Businesses around the world are in the process of finding a new normal because of the COVID-19 pandemic. Businesses that want to get through any type of disaster—from a pandemic to a hurricane—need to have a clear understanding of how to develop a small business continuity plan.
Planning for the worst can go a long way in keeping your business up and running when it matters most. By following some best practices, your small business can create a small business continuity plan (BCP) that’s comprehensive and effective for COVID-19 and beyond.
What is Small Business Continuity Planning?
Small business continuity is the process of either maintaining critical business functions or quickly resuming them when a major disruption occurs, such as a natural disaster, fire, flood, cyber attack, or pandemic.
A small business continuity plan covers the procedures and instructions a business must follow in the case of a disaster, including those for processes, assets, and business partners. A large portion of the plan prioritizes IT infrastructure and maintaining Internet connectivity during and after a disaster.
Every business will have its own unique approach to small business continuity planning, but in general, it is defined by three primary strategies:
- Prevention: Prevention includes any actions a business must take to prevent disruptions when an unexpected disaster occurs. For example, a company might invest in backup sources of electricity in the event of a power outage.
- Response: Response includes the actions that must occur in response to an emergency or disruption. This may include evacuation and emergency communication protocols.
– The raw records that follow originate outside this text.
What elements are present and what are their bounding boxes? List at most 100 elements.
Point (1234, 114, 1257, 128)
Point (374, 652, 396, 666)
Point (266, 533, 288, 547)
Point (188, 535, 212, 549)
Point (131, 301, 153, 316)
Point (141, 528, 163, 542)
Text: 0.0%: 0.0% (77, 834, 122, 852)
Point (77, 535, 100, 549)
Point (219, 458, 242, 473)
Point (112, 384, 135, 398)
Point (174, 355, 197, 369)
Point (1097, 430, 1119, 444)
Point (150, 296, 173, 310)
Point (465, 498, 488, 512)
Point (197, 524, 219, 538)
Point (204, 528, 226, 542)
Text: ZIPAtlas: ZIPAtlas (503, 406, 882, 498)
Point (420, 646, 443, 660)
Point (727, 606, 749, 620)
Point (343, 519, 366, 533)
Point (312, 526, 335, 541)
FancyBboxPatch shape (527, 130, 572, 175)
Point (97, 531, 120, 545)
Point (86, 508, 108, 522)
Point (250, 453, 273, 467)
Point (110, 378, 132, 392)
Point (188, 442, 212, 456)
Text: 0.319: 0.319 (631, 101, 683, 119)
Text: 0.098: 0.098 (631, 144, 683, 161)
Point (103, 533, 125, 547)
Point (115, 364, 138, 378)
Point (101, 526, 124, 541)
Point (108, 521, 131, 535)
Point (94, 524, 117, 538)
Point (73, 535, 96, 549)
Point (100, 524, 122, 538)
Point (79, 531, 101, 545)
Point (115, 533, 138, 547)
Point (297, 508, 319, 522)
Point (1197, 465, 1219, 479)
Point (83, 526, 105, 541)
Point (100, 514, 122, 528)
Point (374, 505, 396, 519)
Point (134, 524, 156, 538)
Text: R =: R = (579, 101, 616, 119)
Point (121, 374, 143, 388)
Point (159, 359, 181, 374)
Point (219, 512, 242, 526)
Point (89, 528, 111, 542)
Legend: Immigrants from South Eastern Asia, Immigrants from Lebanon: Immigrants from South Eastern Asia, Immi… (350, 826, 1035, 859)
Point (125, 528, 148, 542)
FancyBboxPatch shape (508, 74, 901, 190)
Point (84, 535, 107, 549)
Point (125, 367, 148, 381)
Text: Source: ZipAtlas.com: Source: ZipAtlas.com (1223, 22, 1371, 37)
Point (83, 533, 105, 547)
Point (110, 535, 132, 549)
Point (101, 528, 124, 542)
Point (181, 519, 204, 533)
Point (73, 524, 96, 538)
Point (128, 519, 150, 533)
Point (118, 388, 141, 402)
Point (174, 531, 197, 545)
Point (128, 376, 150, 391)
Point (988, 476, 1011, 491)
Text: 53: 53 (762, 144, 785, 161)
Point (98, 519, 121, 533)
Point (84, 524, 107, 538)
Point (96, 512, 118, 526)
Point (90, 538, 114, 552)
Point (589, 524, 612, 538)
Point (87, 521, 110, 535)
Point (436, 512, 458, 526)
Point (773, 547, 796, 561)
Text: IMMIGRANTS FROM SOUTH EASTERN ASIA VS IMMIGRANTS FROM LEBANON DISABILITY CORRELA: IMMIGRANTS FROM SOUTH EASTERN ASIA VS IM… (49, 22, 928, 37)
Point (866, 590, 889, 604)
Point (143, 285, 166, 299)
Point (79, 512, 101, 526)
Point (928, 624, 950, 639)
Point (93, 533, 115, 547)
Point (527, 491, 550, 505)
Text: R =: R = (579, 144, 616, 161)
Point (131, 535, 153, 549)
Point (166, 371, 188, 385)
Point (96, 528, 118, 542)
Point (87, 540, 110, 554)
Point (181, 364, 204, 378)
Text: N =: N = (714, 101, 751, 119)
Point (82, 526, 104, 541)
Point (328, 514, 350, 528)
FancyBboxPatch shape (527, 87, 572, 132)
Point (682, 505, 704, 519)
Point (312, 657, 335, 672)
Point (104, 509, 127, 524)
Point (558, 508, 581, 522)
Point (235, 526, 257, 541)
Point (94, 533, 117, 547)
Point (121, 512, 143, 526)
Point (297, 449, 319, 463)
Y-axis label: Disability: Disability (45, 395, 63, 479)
- Recovery: Recovery includes any policies that will help guide a business back to normal operations. This may include contingency plans for both short- and long-term recovery.
Crafting Your Own Small Business Continuity Plan
As mentioned, every business will have slightly different continuity plans. However, you can start with the following basic steps and customize the plan to your specific needs.
1. Identify the Scope, Objective, and Goals of the Plan
You should begin the small business continuity planning process by identifying the needs and goals you would like to meet. To do this, ask yourself:
- How detailed should the plan be?
- What parts of the business should the plan cover?
- What milestones will be tracked to monitor the success of the plan?
- How much time should I set aside to develop the plan?
- What research will be required for the plan?
- What additional resources will I need to implement the plan?
2. Perform a Business Impact Analysis
A Business Impact Analysis (BIA) involves identifying and evaluating how different events could affect your business. A BIA should list your critical operations and outline the staff and resources needed to maintain these operations during a disruption. Make sure to include multiple scenarios within this analysis, from minor disruptions to serious disasters. This variety will make your business continuity plan flexible and useful in all kinds of unexpected events.
3. Document Critical Business Functions and Their Aspects
When outlining your business’s critical functions, rank them from low to high according to their importance to your business’s survival. As you go through this exercise, consider the following questions:
- What different business objectives are dependent on this function?
- Which parts of my business are impacted by this function?
- What specific resources are connected to this function?
- If this function was disrupted, how much damage would there be?
- Can this function be virtualized or moved offsite?
4. Design and Implement Testing, Training, and Revision Procedures
Once you’ve completed your plan, it’s critical to document testing and training procedures. Testing helps you see if your plan will hold up in real-life scenarios, and training will ensure all of your employees are familiar with the plan and their responsibilities. The most effective testing and training exercises are clear, easy to understand, and give participants an opportunity to provide feedback.
Plan Ahead to Guard Against Business Disruptions
In this new normal, the process of doing business can be uncertain and unnerving. Business continuity planning may not be able to remove this uncertainty, but it does give you a set of powerful tools to prevent disruption from becoming destruction.